1)   the school agreed on safe popsicles for a treat to be handed out and then, without notice, switched the treat without approval of the parents;

2)   the school reviewed items to be sold as a fundraiser with the food allergy parents, but subsequently the school added items which were not safe and then the day the items were to be picked up by other parents, the food allergy parents were told to pick up their child from school early;

3)  the food allergic child was repetitively bullied by his classmates and the principal refused to take any action to stop the harassment; and

4)  the school sent a note home to all parents, naming the food allergic child by name, which caused retaliation from teachers, staff and other students, blaming the food allergic student for the restrictions on treats and snacks.

Why is this case important?  Because Count I of the complaint alleges a violation of the Americans with Disabilities Act.  The District Court is asked to decide whether the severely food allergic child is a "qualified individual" under the ADA.  If the court finds that he is, food allergic kids will have some legal precedent to support protection under the ADA.  If the court finds that severe food allergies are not a protected disability, it could be a devastating blow to the movement towards protecting food allergic kids in schools and elsewhere. 
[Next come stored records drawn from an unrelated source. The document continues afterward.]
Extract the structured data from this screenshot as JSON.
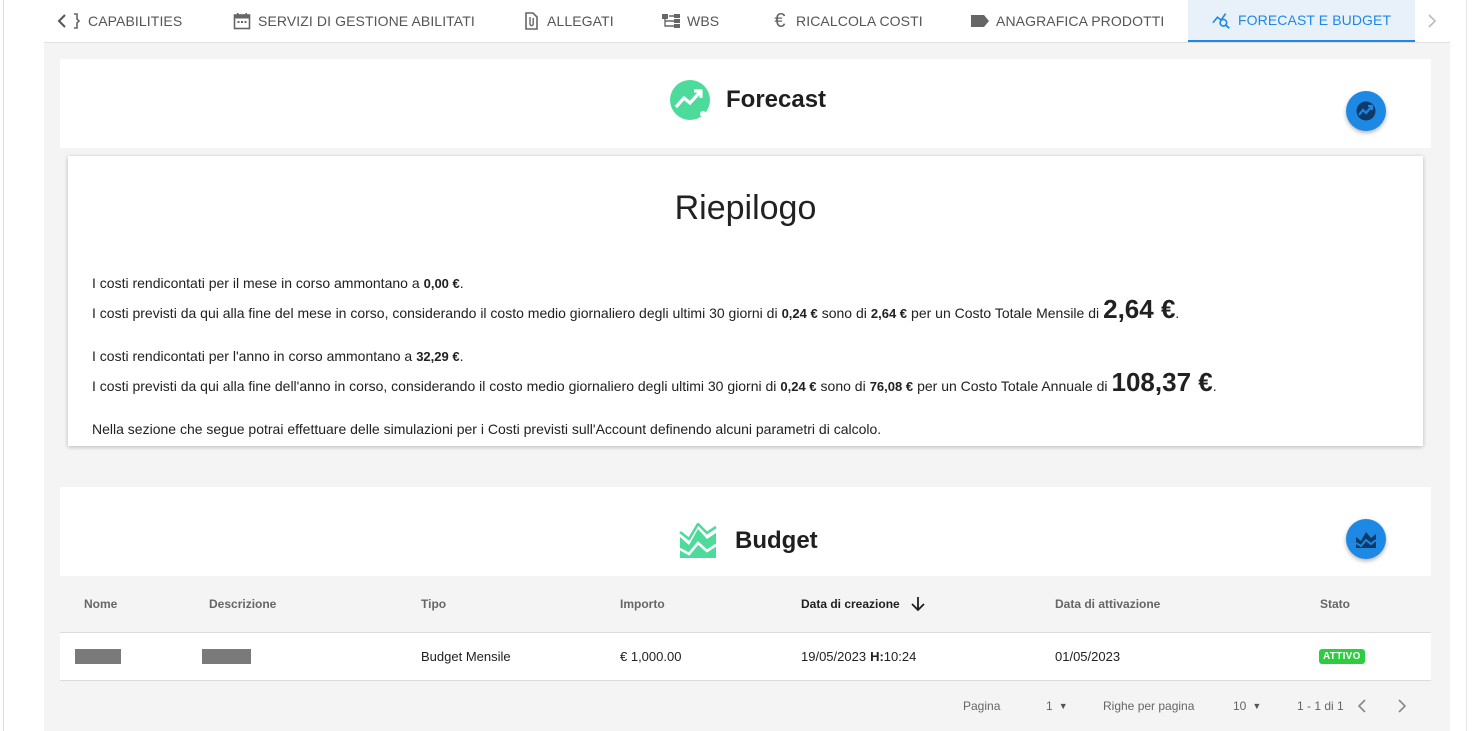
{
  "tabs": [
    {
      "label": "CAPABILITIES",
      "icon": "capabilities-icon"
    },
    {
      "label": "SERVIZI DI GESTIONE ABILITATI",
      "icon": "calendar-icon"
    },
    {
      "label": "ALLEGATI",
      "icon": "paperclip-icon"
    },
    {
      "label": "WBS",
      "icon": "hierarchy-icon"
    },
    {
      "label": "RICALCOLA COSTI",
      "icon": "euro-icon"
    },
    {
      "label": "ANAGRAFICA PRODOTTI",
      "icon": "tag-icon"
    },
    {
      "label": "FORECAST E BUDGET",
      "icon": "analytics-icon",
      "active": true
    }
  ],
  "forecast": {
    "title": "Forecast",
    "summary": {
      "title": "Riepilogo",
      "month_current": {
        "prefix": "I costi rendicontati per il mese in corso ammontano a",
        "value": "0,00 €",
        "suffix": "."
      },
      "month_forecast": {
        "prefix": "I costi previsti da qui alla fine del mese in corso, considerando il costo medio giornaliero degli ultimi 30 giorni di",
        "daily": "0,24 €",
        "mid": "sono di",
        "forecast": "2,64 €",
        "total_label": "per un Costo Totale Mensile di",
        "total": "2,64 €",
        "suffix": "."
      },
      "year_current": {
        "prefix": "I costi rendicontati per l'anno in corso ammontano a",
        "value": "32,29 €",
        "suffix": "."
      },
      "year_forecast": {
        "prefix": "I costi previsti da qui alla fine dell'anno in corso, considerando il costo medio giornaliero degli ultimi 30 giorni di",
        "daily": "0,24 €",
        "mid": "sono di",
        "forecast": "76,08 €",
        "total_label": "per un Costo Totale Annuale di",
        "total": "108,37 €",
        "suffix": "."
      },
      "note": "Nella sezione che segue potrai effettuare delle simulazioni per i Costi previsti sull'Account definendo alcuni parametri di calcolo."
    }
  },
  "budget": {
    "title": "Budget",
    "columns": [
      "Nome",
      "Descrizione",
      "Tipo",
      "Importo",
      "Data di creazione",
      "Data di attivazione",
      "Stato"
    ],
    "rows": [
      {
        "nome": "",
        "descrizione": "",
        "tipo": "Budget Mensile",
        "importo": "€ 1,000.00",
        "data_creazione": "19/05/2023",
        "ora_label": "H:",
        "ora": "10:24",
        "data_attivazione": "01/05/2023",
        "stato": "ATTIVO"
      }
    ],
    "pagination": {
      "page_label": "Pagina",
      "page": "1",
      "rows_label": "Righe per pagina",
      "rows_per_page": "10",
      "range": "1 - 1 di 1"
    }
  },
  "colors": {
    "accent": "#1e88e5",
    "brand_green": "#4ddb9b",
    "status_active": "#2ecc40"
  }
}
The case is in the very early stages, so it may not even end in a judgment, if it is settled first.  However, it is interesting to review some of the defenses asserted by the school, such as qualified governmental immunity (not a valid defense in this circumstance), that the food allergic kid "was at all times provided a free appropriate public education," and there are no damages or the damages are de minimis.  It will also be interesting to see what facts come out about the alleged discrimination by the school and the alleged bullying.

I will continue to watch this one and provide any important updates, which I don't expect to happen until 2014 sometime.   


  1. Oh my. I truly thought there had been a ruling. This case could have devastating results!

    Thank you for watching this and taking this on! Our community needs good information like this.

  2. Thanks for providing such pertinent information!